According to accounting of the target data feature in clique's set to be determined, clique's set to be determined is calculated Suspicion degree score.

7. the method according to claim 1, wherein the suspicion degree for calculating clique's set to be determined obtains Point, comprising:

Extract clique's feature of each clique's set to be determined；

Clique's feature is inputted in trained regression model so that regression model output clique's collection to be determined The suspicion degree score of conjunction.

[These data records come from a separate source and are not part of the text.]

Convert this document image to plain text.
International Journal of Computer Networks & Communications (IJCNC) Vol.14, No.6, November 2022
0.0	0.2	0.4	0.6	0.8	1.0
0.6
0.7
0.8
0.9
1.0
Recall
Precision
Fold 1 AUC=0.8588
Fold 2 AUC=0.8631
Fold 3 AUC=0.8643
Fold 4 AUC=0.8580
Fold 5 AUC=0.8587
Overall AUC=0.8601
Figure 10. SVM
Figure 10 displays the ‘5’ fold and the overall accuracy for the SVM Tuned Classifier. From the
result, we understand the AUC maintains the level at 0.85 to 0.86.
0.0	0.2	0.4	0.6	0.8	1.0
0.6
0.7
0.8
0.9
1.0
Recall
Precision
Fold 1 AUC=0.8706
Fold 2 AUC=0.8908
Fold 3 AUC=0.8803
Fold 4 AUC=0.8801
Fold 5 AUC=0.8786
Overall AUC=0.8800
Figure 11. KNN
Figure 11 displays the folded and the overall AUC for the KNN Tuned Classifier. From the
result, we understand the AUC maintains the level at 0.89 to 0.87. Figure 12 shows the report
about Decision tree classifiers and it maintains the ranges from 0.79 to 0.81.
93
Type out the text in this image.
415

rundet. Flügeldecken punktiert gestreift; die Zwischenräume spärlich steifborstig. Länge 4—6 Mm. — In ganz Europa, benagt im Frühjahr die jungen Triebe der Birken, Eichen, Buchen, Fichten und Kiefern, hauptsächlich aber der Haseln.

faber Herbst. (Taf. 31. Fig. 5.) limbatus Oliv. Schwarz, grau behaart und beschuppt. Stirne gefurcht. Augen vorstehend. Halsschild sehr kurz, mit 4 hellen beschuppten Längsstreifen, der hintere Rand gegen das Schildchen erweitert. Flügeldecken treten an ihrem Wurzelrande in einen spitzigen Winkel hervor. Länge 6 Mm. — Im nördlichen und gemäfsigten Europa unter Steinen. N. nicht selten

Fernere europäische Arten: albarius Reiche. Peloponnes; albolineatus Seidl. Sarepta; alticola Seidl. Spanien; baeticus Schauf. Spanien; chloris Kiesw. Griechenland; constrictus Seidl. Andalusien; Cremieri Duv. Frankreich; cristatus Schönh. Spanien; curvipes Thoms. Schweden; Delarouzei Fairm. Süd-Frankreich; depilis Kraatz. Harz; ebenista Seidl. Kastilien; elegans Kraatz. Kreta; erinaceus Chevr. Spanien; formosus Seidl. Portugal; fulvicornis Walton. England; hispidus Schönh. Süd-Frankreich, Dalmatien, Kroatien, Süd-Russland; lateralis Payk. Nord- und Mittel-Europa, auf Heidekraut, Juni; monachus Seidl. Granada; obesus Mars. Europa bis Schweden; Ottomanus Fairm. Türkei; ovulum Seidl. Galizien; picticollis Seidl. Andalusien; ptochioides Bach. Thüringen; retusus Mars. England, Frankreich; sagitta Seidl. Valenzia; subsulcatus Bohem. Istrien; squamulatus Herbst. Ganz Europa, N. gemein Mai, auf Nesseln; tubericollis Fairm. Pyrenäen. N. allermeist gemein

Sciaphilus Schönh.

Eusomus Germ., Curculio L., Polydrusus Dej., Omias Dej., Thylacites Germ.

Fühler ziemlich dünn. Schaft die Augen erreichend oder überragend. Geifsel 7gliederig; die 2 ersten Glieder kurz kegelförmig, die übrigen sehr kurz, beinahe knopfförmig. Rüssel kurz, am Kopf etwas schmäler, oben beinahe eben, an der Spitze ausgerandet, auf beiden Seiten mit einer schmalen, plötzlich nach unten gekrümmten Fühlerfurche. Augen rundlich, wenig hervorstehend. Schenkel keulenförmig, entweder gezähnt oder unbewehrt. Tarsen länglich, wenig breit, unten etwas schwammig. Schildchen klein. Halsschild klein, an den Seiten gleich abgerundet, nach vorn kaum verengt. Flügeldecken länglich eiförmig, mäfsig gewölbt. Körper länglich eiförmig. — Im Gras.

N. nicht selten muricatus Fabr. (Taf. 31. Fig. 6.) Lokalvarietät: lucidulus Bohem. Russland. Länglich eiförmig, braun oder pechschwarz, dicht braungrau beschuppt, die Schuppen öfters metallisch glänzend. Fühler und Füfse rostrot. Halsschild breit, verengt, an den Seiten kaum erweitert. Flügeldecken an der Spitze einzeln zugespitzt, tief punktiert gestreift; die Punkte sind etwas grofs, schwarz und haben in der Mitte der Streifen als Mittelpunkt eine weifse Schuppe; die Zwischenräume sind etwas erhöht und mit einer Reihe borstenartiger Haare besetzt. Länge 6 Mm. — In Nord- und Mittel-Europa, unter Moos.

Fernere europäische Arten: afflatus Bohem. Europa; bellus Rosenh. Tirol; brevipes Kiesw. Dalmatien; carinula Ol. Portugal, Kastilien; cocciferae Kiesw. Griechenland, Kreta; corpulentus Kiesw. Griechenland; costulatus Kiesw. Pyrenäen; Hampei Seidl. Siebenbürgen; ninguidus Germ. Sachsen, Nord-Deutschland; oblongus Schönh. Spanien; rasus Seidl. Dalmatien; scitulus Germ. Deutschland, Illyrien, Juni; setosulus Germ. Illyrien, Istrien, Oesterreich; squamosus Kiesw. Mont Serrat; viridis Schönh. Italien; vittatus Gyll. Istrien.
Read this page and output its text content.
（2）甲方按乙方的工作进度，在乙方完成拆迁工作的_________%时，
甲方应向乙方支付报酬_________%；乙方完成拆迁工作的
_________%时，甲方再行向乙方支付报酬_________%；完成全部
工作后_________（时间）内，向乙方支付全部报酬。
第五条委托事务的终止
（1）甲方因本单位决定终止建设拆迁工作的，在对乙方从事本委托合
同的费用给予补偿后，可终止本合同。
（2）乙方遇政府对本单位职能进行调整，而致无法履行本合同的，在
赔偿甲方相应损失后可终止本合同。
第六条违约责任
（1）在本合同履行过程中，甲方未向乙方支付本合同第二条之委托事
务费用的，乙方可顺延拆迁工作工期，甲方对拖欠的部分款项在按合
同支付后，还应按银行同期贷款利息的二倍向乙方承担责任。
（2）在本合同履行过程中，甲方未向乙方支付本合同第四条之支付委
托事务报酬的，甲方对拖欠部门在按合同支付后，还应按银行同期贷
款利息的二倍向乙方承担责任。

8. a kind of device based on the fraud of graph model detection clique, which is characterized in that described device includes:

Module is obtained, for obtaining user base data and history suspicion user data；

First generation module generates user-association figure for the data according to acquisition；Wherein, the node of the user-association figure Side right for the user-association subgraph generated according to data characteristics, the user-association figure includes the similarity of node again；

Second generation module generates clique to be determined using community's partitioning algorithm and gathers for being based on the user-association figure；

9. a kind of computer readable storage medium, is stored thereon with computer program, which is characterized in that the program is held by processor The step of any one of claims 1 to 7 the method is realized when row.

10. a kind of device based on the fraud of graph model detection clique characterized by comprising

Memory is stored thereon with computer program；And

Processor, for executing the computer program in the memory, to realize any one of claims 1 to 7 institute The step of stating method.